In all, 203 of the 224 patients returned for the one-year follow-up angiogram and IVUS. However, 90 of them did not have not have IVUS completed for both vein grafts, due to narrowed grafts or other technical reasons including catheter issues; for these patients, researchers replaced missing information with substituted values from estimates based on data already collected from other patients in the trial.
Data from these 203 patients showed that VEST did not significantly reduce intimal hyperplasia in vein grafts after CABG, compared to non-VEST implanted vein grafts. But when researchers did the same type of analysis on the subset of 113 patients who did complete ultrasounds on both VEST and non-VEST grafts, the VEST grafts had statistically significantly lower amounts of hyperplasia compared to non-VEST grafts.

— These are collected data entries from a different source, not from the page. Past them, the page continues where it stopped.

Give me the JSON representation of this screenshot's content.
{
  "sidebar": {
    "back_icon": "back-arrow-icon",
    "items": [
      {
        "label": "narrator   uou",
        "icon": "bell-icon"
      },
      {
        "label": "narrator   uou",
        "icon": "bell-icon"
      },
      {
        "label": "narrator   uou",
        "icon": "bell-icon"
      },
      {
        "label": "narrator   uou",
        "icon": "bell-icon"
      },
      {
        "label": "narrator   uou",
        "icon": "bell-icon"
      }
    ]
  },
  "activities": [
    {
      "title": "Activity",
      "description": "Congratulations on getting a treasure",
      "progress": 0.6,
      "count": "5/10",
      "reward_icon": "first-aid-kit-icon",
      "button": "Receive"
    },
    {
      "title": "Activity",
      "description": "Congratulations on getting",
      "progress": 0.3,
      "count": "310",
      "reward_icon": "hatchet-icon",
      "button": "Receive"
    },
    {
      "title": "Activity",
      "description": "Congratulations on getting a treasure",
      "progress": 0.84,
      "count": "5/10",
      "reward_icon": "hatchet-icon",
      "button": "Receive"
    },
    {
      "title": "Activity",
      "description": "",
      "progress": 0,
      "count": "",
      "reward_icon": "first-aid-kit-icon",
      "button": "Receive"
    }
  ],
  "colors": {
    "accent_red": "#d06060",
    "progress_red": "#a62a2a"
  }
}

“These findings are encouraging despite the fact that the p-value of the primary analysis did not quite reach statistical significance. It may be important to note that among patients with complete intravascular ultrasound data the VEST was associated with statistically reduced intimal hyperplasia,” Puskas commented.
The investigators plan to continue follow-up of these patients for five years after surgery.